The two men retired,—and the stranger desired the gentleman to remove the bandage, adding, "Dr. Lascelles, you will pardon this apparent outrage, the motives of which have doubtless been explained to you by my dependants."

"I am led to believe that my presence is required to witness the confession of two criminals," said the physician, affecting complete ignorance alike of the mysterious master of the house and his affairs; "and if no treachery be intended towards me, I do not feel inclined to complain much of the treatment I have already received."

"I am delighted to hear you express yourself in these moderate terms," observed the prime mover of those widely ramified schemes which are now occupying the reader's attention. "Allow me to introduce you to a gentleman whose name is doubtless familiar to you—Sir Christopher Blunt:" then, turning towards the knight, he added, "Sir Christopher, this is Dr. Lascelles, the eminent physician."

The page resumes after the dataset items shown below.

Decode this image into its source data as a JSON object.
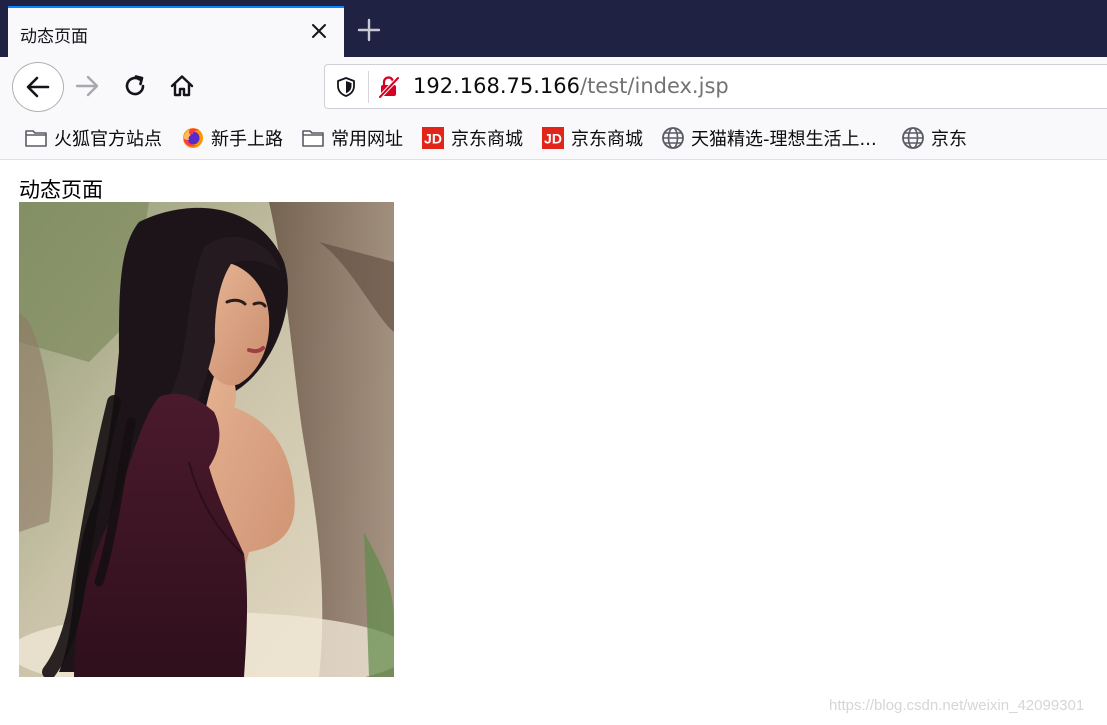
{
  "browser": {
    "tab": {
      "title": "动态页面"
    },
    "url": {
      "host": "192.168.75.166",
      "path": "/test/index.jsp"
    },
    "accent": "#0a84ff",
    "tabstrip_color": "#1f2243"
  },
  "bookmarks": [
    {
      "label": "火狐官方站点",
      "icon": "folder-icon"
    },
    {
      "label": "新手上路",
      "icon": "firefox-icon"
    },
    {
      "label": "常用网址",
      "icon": "folder-icon"
    },
    {
      "label": "京东商城",
      "icon": "jd-icon"
    },
    {
      "label": "京东商城",
      "icon": "jd-icon"
    },
    {
      "label": "天猫精选-理想生活上...",
      "icon": "globe-icon"
    },
    {
      "label": "京东",
      "icon": "globe-icon"
    }
  ],
  "page": {
    "heading": "动态页面",
    "image": "portrait photo of a woman with long dark hair in a burgundy sleeveless top"
  },
  "watermark": "https://blog.csdn.net/weixin_42099301"
}
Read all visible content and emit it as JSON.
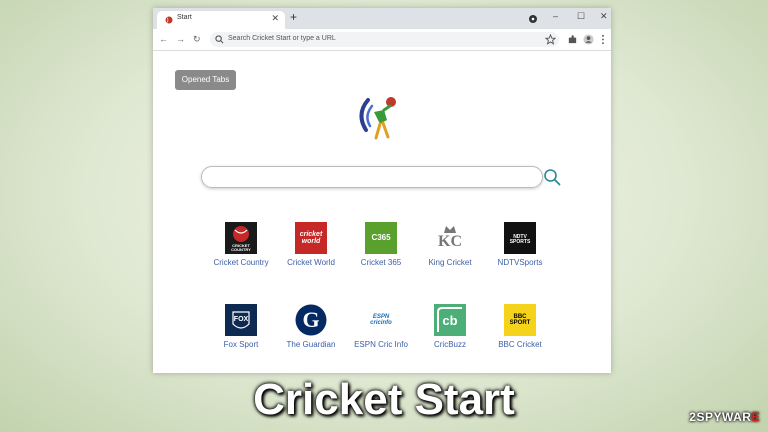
{
  "browser": {
    "tab_title": "Start",
    "tab_close": "✕",
    "new_tab": "+",
    "controls": {
      "minimize": "–",
      "maximize": "☐",
      "close": "✕"
    },
    "nav": {
      "back": "←",
      "forward": "→",
      "reload": "↻"
    },
    "address_placeholder": "Search Cricket Start or type a URL",
    "icons": [
      "star-icon",
      "extensions-icon",
      "profile-icon",
      "menu-icon"
    ]
  },
  "page": {
    "opened_tabs_label": "Opened Tabs",
    "search_placeholder": "",
    "sites": [
      {
        "label": "Cricket Country",
        "tile_text": "CRICKET COUNTRY",
        "bg": "#1a1a1a"
      },
      {
        "label": "Cricket World",
        "tile_text": "cricket world",
        "bg": "#c62828"
      },
      {
        "label": "Cricket 365",
        "tile_text": "C365",
        "bg": "#5aa02c"
      },
      {
        "label": "King Cricket",
        "tile_text": "KC",
        "bg": "#ffffff"
      },
      {
        "label": "NDTVSports",
        "tile_text": "NDTV SPORTS",
        "bg": "#111111"
      },
      {
        "label": "Fox Sport",
        "tile_text": "FOX",
        "bg": "#0d2a52"
      },
      {
        "label": "The Guardian",
        "tile_text": "G",
        "bg": "#ffffff"
      },
      {
        "label": "ESPN Cric Info",
        "tile_text": "ESPN cricinfo",
        "bg": "#ffffff"
      },
      {
        "label": "CricBuzz",
        "tile_text": "cb",
        "bg": "#4caf78"
      },
      {
        "label": "BBC Cricket",
        "tile_text": "BBC SPORT",
        "bg": "#f6d31b"
      }
    ]
  },
  "caption": "Cricket Start",
  "watermark": {
    "prefix": "2",
    "brand": "SPYWAR",
    "suffix": "E"
  },
  "colors": {
    "accent": "#3d5ea8",
    "search_icon": "#2a8a9a"
  }
}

"I think I have had the honour to meet Sir Christopher Blunt on a former occasion—at Lady Hatfield's," said the doctor, offering the knight his hand.

"It is therefore a strange coincidence which has thus brought you together again under such circumstances as the present," observed the stranger. "But you are both no doubt anxious to depart hence as speedily as possible, and I will not detain you longer than is absolutely necessary."

He then rang a bell; and in a few minutes four of his dependants entered the room, leading in Tim the Snammer and Josh Pedler, both strongly bound with cords, and having handkerchiefs over their eyes. These bandages were removed—the two villains cast rapid and searching glances around them—the stranger ordered them to be seated and his dependants to retire—and the business of that memorable night commenced.

CHAPTER XCII.
THE CONFESSION.

"Sir Christopher Blunt," said the stranger, "in your capacity of one of his Majesty's Justices of the Peace, you will have the kindness to receive the confession of the two men now before you; and you, Dr. Lascelles, as a gentleman of the highest respectability, will witness the present proceedings."

Thus speaking, he drew a writing-table close up to the place where Sir Christopher Blunt was sitting; and the knight, inflated with the pride of his official station, and conscious of the importance of the part which he was now enacting, assumed as dignified and solemn a deportment as possible. A Bible was produced; and he directed the two prisoners to be sworn, the stranger administering the oath.

"Now, my men," said the Justice of the Peace, "it is my duty to hear and receive any confession which you may have to make to me. But I give you due warning that it is to be published, and, from what I have already been told, will be used elsewhere. Remember, also, that you are now upon your oaths; and you must consider yourselves in just the same position as if you were in a regular police-court, under usual circumstances."